SciLifeLab Serve (beta) is a platform for serving applications and machine learning models that is offered to life science researchers affiliated with a Swedish research institute and their collaborators. Currently, the service is running in beta testing mode. The service is available free of charge to researchers with and without an affiliation to SciLifeLab, to collaborators of these researchers, as well as to data-producing infrastructures in Sweden.

If you use SciLifeLab Serve for sharing apps and models that accompany your publications, presentations, etc., you can add the following acknowledgement text: “Technical infrastructure for hosting the [app ‘xxx’/model ‘xxx’] was provided by SciLifeLab Serve (https://serve.scilifelab.se), a platform developed and supported by SciLifeLab Data Centre.”

Infrastructure behind the service

SciLifeLab Serve is developed and maintained by the SciLifeLab Data Centre. Initially the service was based on STACKn, a platform developed by Scaleout systems (a spinoff from the Department of Information Technology at Uppsala University). Since then, the SciLifeLab Data Centre team has expanded and improved the platform. The most up to date source code behind SciLifeLab Serve is available with an open source license on GitHub. We welcome any other organisations running a similar service using our code.

The main SciLifeLab Serve application is built with Python on Django. SciLifeLab Serve components include a number of open source applications: JupyterLab (source code), RStudio Server (source code, modifications), code-server (VS Code, source code), ShinyProxy (source code), filebrowser (source code, modifications), TensorFlow Serving (source code), TorchServe (source code), MLflow (source code).
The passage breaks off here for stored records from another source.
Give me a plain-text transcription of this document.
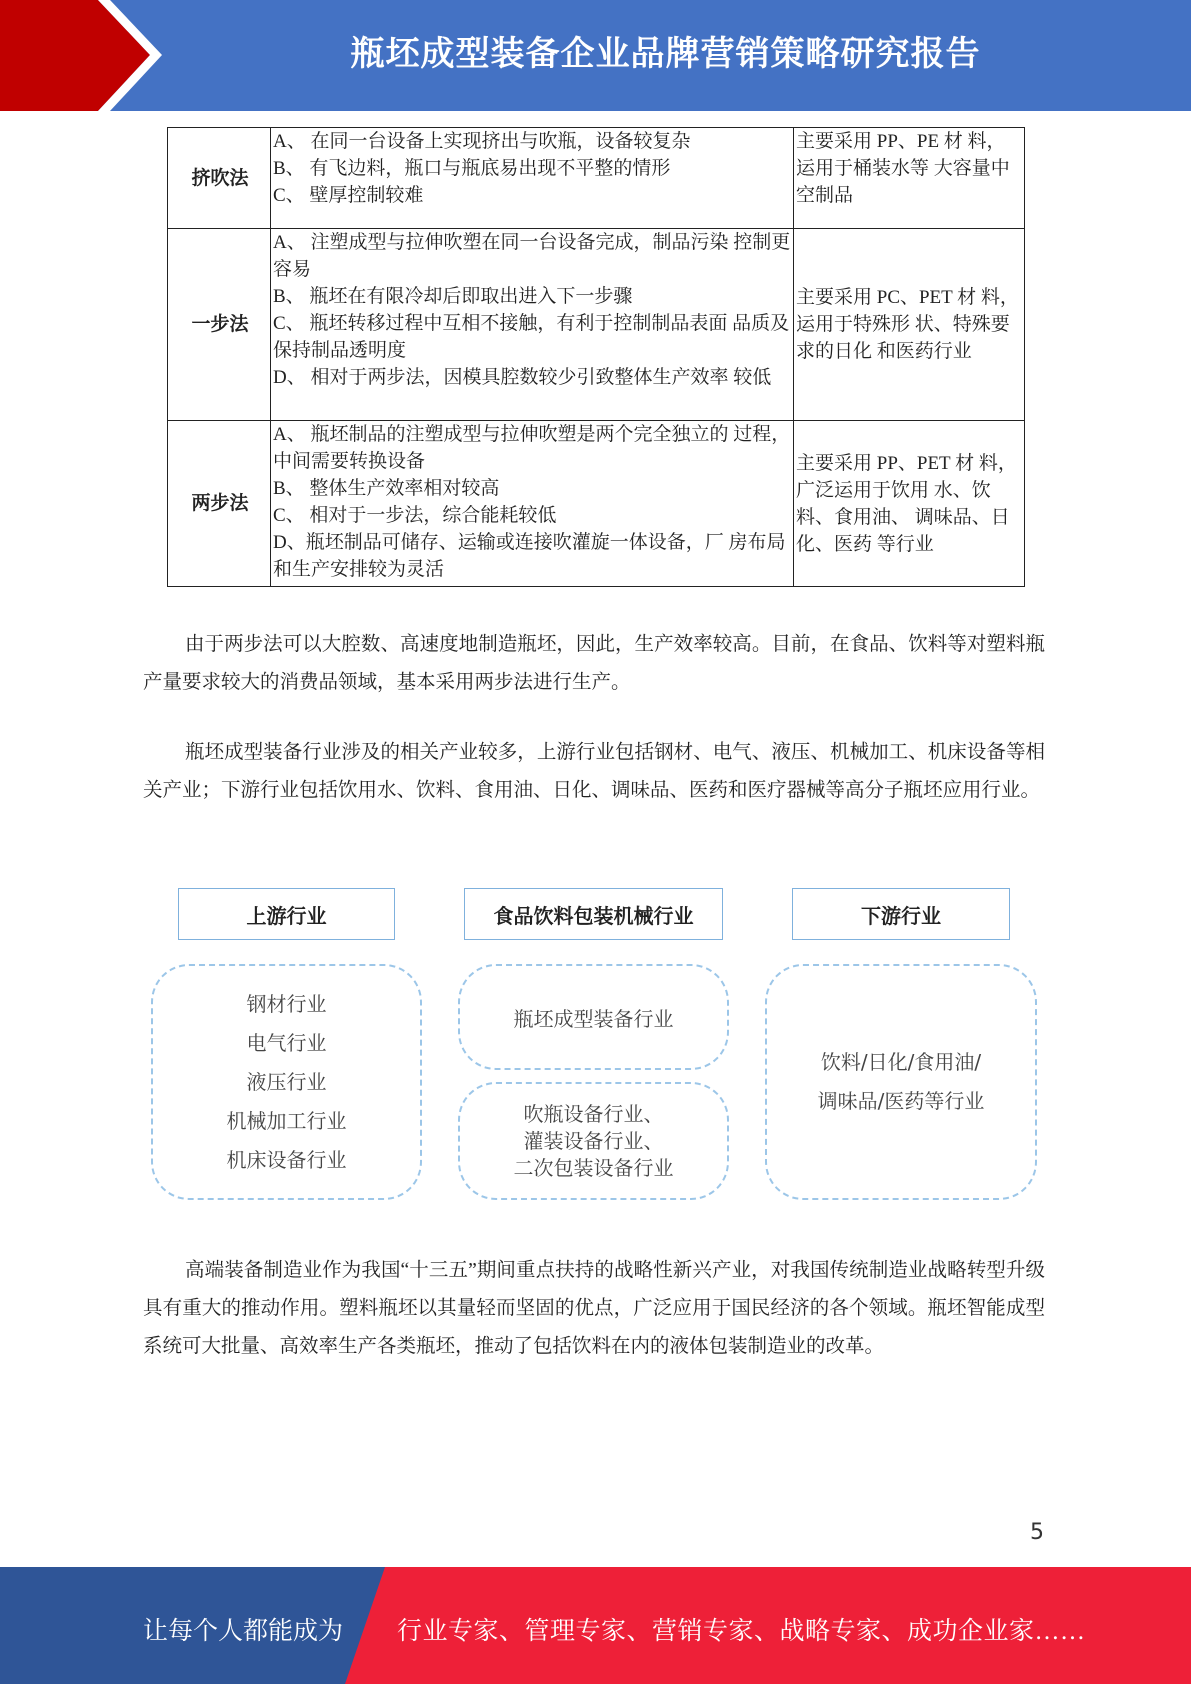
瓶坯成型装备企业品牌营销策略研究报告
挤吹法	A、 在同一台设备上实现挤出与吹瓶，设备较复杂
B、 有飞边料，瓶口与瓶底易出现不平整的情形
C、 壁厚控制较难	主要采用 PP、PE 材 料，运用于桶装水等 大容量中空制品
一步法	A、 注塑成型与拉伸吹塑在同一台设备完成，制品污染 控制更容易
B、 瓶坯在有限冷却后即取出进入下一步骤
C、 瓶坯转移过程中互相不接触，有利于控制制品表面 品质及保持制品透明度
D、 相对于两步法，因模具腔数较少引致整体生产效率 较低	主要采用 PC、PET 材 料，运用于特殊形 状、特殊要求的日化 和医药行业
两步法	A、 瓶坯制品的注塑成型与拉伸吹塑是两个完全独立的 过程，中间需要转换设备
B、 整体生产效率相对较高
C、 相对于一步法，综合能耗较低
D、瓶坯制品可储存、运输或连接吹灌旋一体设备，厂 房布局和生产安排较为灵活	主要采用 PP、PET 材 料，广泛运用于饮用 水、饮料、食用油、 调味品、日化、医药 等行业

由于两步法可以大腔数、高速度地制造瓶坯，因此，生产效率较高。目前，在食品、饮料等对塑料瓶产量要求较大的消费品领域，基本采用两步法进行生产。

瓶坯成型装备行业涉及的相关产业较多，上游行业包括钢材、电气、液压、机械加工、机床设备等相关产业；下游行业包括饮用水、饮料、食用油、日化、调味品、医药和医疗器械等高分子瓶坯应用行业。

上游行业	食品饮料包装机械行业	下游行业
钢材行业
电气行业
液压行业
机械加工行业
机床设备行业
瓶坯成型装备行业
吹瓶设备行业、
灌装设备行业、
二次包装设备行业
饮料/日化/食用油/
调味品/医药等行业

高端装备制造业作为我国“十三五”期间重点扶持的战略性新兴产业，对我国传统制造业战略转型升级具有重大的推动作用。塑料瓶坯以其量轻而坚固的优点，广泛应用于国民经济的各个领域。瓶坯智能成型系统可大批量、高效率生产各类瓶坯，推动了包括饮料在内的液体包装制造业的改革。

5
让每个人都能成为 行业专家、管理专家、营销专家、战略专家、成功企业家……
We use Bootstrap and Bootstrap Icons for user interface styling, JavaScript libraries jQuery and aos for dynamic elements of the website.
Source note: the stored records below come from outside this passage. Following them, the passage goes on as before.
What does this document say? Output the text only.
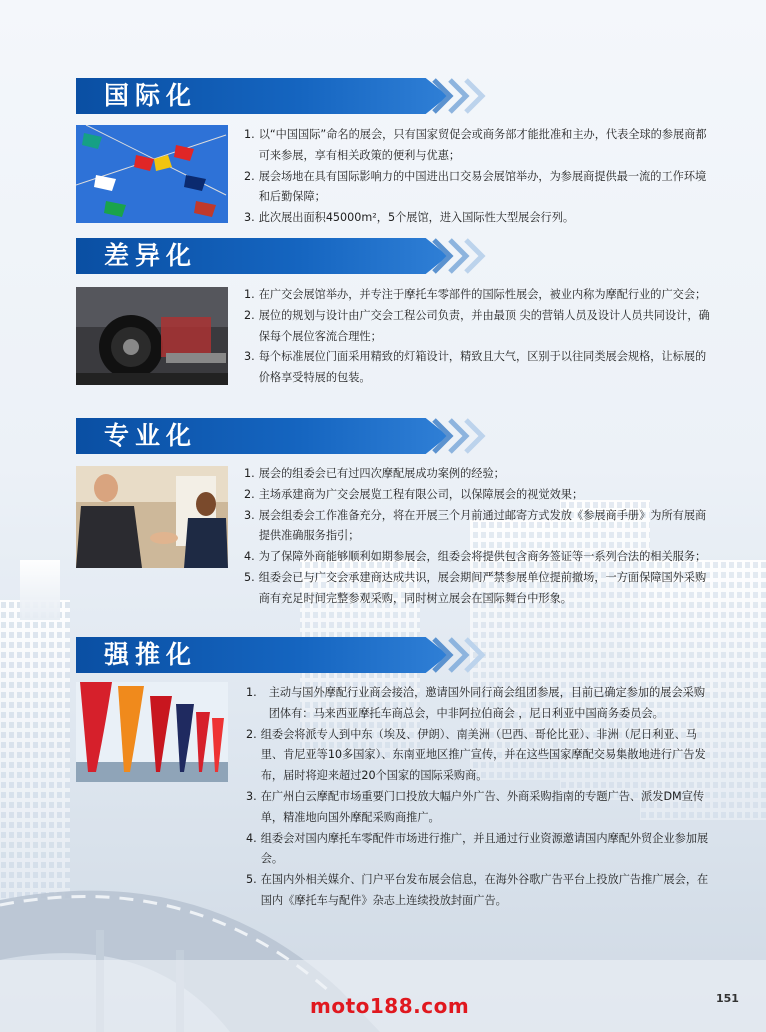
国际化
1. 以“中国国际”命名的展会，只有国家贸促会或商务部才能批准和主办，代表全球的参展商都可来参展，享有相关政策的便利与优惠；
2. 展会场地在具有国际影响力的中国进出口交易会展馆举办，为参展商提供最一流的工作环境和后勤保障；
3. 此次展出面积45000m²，5个展馆，进入国际性大型展会行列。
差异化
1. 在广交会展馆举办，并专注于摩托车零部件的国际性展会，被业内称为摩配行业的广交会；
2. 展位的规划与设计由广交会工程公司负责，并由最顶 尖的营销人员及设计人员共同设计，确保每个展位客流合理性；
3. 每个标准展位门面采用精致的灯箱设计，精致且大气，区别于以往同类展会规格，让标展的价格享受特展的包装。
专业化
1. 展会的组委会已有过四次摩配展成功案例的经验；
2. 主场承建商为广交会展览工程有限公司，以保障展会的视觉效果；
3. 展会组委会工作准备充分，将在开展三个月前通过邮寄方式发放《参展商手册》为所有展商提供准确服务指引；
4. 为了保障外商能够顺利如期参展会，组委会将提供包含商务签证等一系列合法的相关服务；
5. 组委会已与广交会承建商达成共识，展会期间严禁参展单位提前撤场，一方面保障国外采购商有充足时间完整参观采购，同时树立展会在国际舞台中形象。
强推化
1.	主动与国外摩配行业商会接洽，邀请国外同行商会组团参展，目前已确定参加的展会采购团体有：马来西亚摩托车商总会，中非阿拉伯商会 ，尼日利亚中国商务委员会。
2. 组委会将派专人到中东（埃及、伊朗）、南美洲（巴西、哥伦比亚）、非洲（尼日利亚、马里、肯尼亚等10多国家）、东南亚地区推广宣传，并在这些国家摩配交易集散地进行广告发布，届时将迎来超过20个国家的国际采购商。
3. 在广州白云摩配市场重要门口投放大幅户外广告、外商采购指南的专题广告、派发DM宣传单，精准地向国外摩配采购商推广。
4. 组委会对国内摩托车零配件市场进行推广，并且通过行业资源邀请国内摩配外贸企业参加展会。
5. 在国内外相关媒介、门户平台发布展会信息，在海外谷歌广告平台上投放广告推广展会，在国内《摩托车与配件》杂志上连续投放封面广告。
moto188.com	151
SciLifeLab Serve as well as the applications and models deployed through the service are hosted on a Kubernetes cluster located and administered on hardware at the KTH Royal Institute of Technology in Stockholm and managed by the SciLifeLab Data Centre.
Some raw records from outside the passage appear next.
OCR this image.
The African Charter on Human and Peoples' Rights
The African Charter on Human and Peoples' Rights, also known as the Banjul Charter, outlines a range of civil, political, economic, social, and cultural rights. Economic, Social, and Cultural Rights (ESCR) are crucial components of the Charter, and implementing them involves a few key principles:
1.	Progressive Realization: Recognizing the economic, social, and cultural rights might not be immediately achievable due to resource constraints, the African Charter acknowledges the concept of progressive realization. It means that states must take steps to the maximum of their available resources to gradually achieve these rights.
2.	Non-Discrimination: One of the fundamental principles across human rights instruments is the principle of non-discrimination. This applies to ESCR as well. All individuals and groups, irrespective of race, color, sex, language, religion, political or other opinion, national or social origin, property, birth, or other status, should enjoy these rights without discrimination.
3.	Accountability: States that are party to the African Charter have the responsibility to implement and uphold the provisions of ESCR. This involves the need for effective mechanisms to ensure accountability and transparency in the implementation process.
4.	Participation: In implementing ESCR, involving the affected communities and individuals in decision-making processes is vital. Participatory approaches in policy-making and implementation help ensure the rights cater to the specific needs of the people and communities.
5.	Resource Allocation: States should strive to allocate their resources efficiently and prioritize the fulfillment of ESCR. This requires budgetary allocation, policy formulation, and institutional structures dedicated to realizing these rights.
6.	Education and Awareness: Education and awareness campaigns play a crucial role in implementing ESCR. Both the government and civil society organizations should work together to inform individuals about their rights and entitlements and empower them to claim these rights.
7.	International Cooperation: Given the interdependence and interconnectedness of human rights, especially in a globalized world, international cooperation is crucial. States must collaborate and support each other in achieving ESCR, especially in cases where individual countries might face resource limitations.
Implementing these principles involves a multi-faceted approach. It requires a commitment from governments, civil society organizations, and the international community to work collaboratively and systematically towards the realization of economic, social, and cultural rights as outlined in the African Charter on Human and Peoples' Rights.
Organisations behind the service

SciLifeLab

https://www.scilifelab.se

SciLifeLab, Science for Life Laboratory, is an institution for the advancement of molecular biosciences in Sweden. We are funded as a national research infrastructure by the Swedish government. Our organization leverages the unique strengths of individual researchers across Sweden into a focused resource for the life science community. We provide access, via our infrastructure units, for thousands of researchers to the cutting-edge instrumentation and deep scientific expertise necessary to be internationally competitive in bioscience research. Our infrastructure is supported and developed by our research community, including internationally recognised experts in life science and technology. Our facilities and expertise create a unique environment for carrying out health and environmental research at the highest level.

SciLifeLab started out in 2010 as a joint effort between four universities: Karolinska Institutet, KTH Royal Institute of Technology, Stockholm University and Uppsala University. Today, we support research activities at all major Swedish universities.

SciLifeLab Data Centre

https://www.scilifelab.se/data/

SciLifeLab Data Centre is a central unit within SciLifeLab with responsibility for IT- and data management issues, serving the SciLifeLab and the Data Driven Life Science (DDLS) research program. SciLifeLab Data Centre coordinates and supports activities throughout the life cycle of data, from project planning, data production, data analysis, data sharing, to publishing and reuse of data, where researchers are dependent on advanced data analysis and e-infrastructures.

At SciLifeLab, we see data as one of the most valuable and long-lasting products of our operations and strive to make our data FAIR, handled according to open science standards and that its long-term value to the scientific community is maximized.

Funders

SciLifeLab Serve is funded by SciLifeLab, the Knut and Alice Wallenberg Foundation through the Data-Driven Life Science Programme (DDLS), as well as the Swedish Foundation for Strategic Research.